Gênero: Fantasia/Distopia


Por Paulo Vinicius F. dos Santos
               Originalmente publicado em: Ficções Humanas




Com uma escrita ágil e dinâmica, Victoria Aveyard nos apresenta um mundo de mentiras e traições onde um enorme grupo de pessoas é explorado por uma pequena elite com poderes especiais. Mas, logo esse jogo começa a virar.

Falem o que for de livros do gênero Young Adult, uma coisa que não podemos negar é que são livros extremamente rápidos de serem lidos. Uma linguagem fácil e um mundo que o leitor se acostuma rapidamente são muito atrativos. Claro que isso não significa que o livro é excepcional por causa disso, mas ajuda a trazer novos leitores. É imegável isso. A Rainha Vermelha pega esses elementos e nos apresenta uma história interessante em um mundo que deixa muito ainda a ser explorado.

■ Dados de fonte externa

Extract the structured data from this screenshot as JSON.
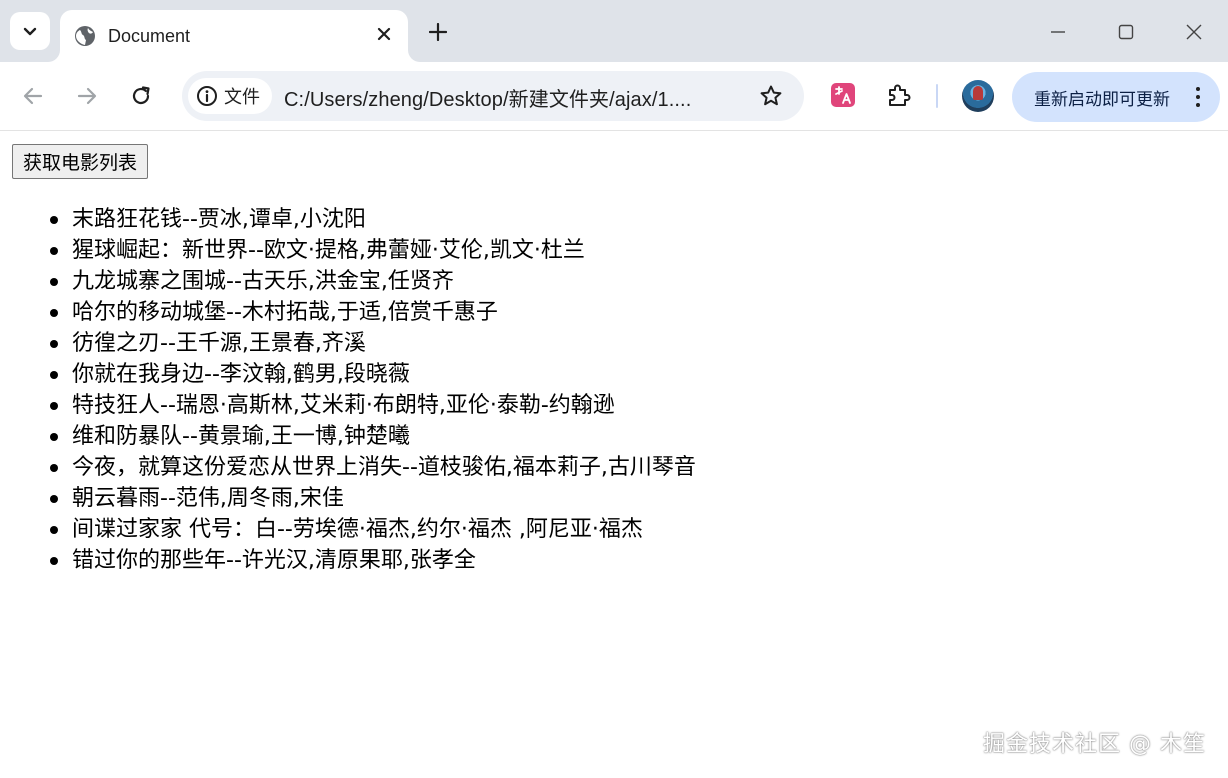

Vivendo em Palafitas, a jovem Mare Barrow é uma pequena ladra que busca sustentar sua família. Mas, seu pai e sua mãe não aprovam as atitudes da filha. Eles são vermelhos, são pessoas comuns dominadas por um grupo formado por seres com poderes especiais chamados de prateados. Para os vermelhos, os prateados são como deuses na terra. Suas habilidades únicas os mantém como os tiranos absolutos desse mundo desigual. Norta, o lugar onde Mare mora está em guerra com Lakeland, o reino vizinho. E os vermelhos são a infantaria dispensável nesta guerra que se arrasta por várias décadas. Para repor o contingente que morre a cada batalha, todos os jovens vermelhos (homens ou mulheres) a partir dos 16 anos são obrigados a entrar para o exército. Mare já perdeu três irmãos para esta terrível guerra e ela tem poucas notícias deles vindo do campo de batalha. Gisa, sua irmã mais nova, é a esperança da família, pois ela sabe costurar lindos tecidos. Quando ela crescer, certamente se tornará uma costureira para os prateados. Mas, Mare será a próxima a ser convocada pelo exército. Apenas um ano a separa da convocação. Seu amigo Killorn a ajuda em suas aventuras pela cidade, auxiliando-a a roubar para que possam sobreviver mais um dia. Killorn é o aprendiz de um marinheiro e conseguirá sair da convocação. Porém, quando uma série de eventos improváveis acontecem na vida de Mare, ela se vê obrigada a invadir um palacete onde se encontram inúmeros prateados. E essa aventura a mudará para sempre. Porque dias depois dessa invasão, Mare será contratada como uma empregada dos prateados pelo príncipe do reino. Se não bastasse isso, Mare descobrirá que tem poderes também. Mas, algo não está certo: ela é vermelha e vermelhos não tem poderes. Descoberta pela corte, ela agora precisará integrar a família real, indo contra todas suas convicções. Por que Mare tem poderes? E mais importante do que isso: será ela capaz de sobreviver ao universo de intrigas e traições que parecem fazer parte da vida dos prateados?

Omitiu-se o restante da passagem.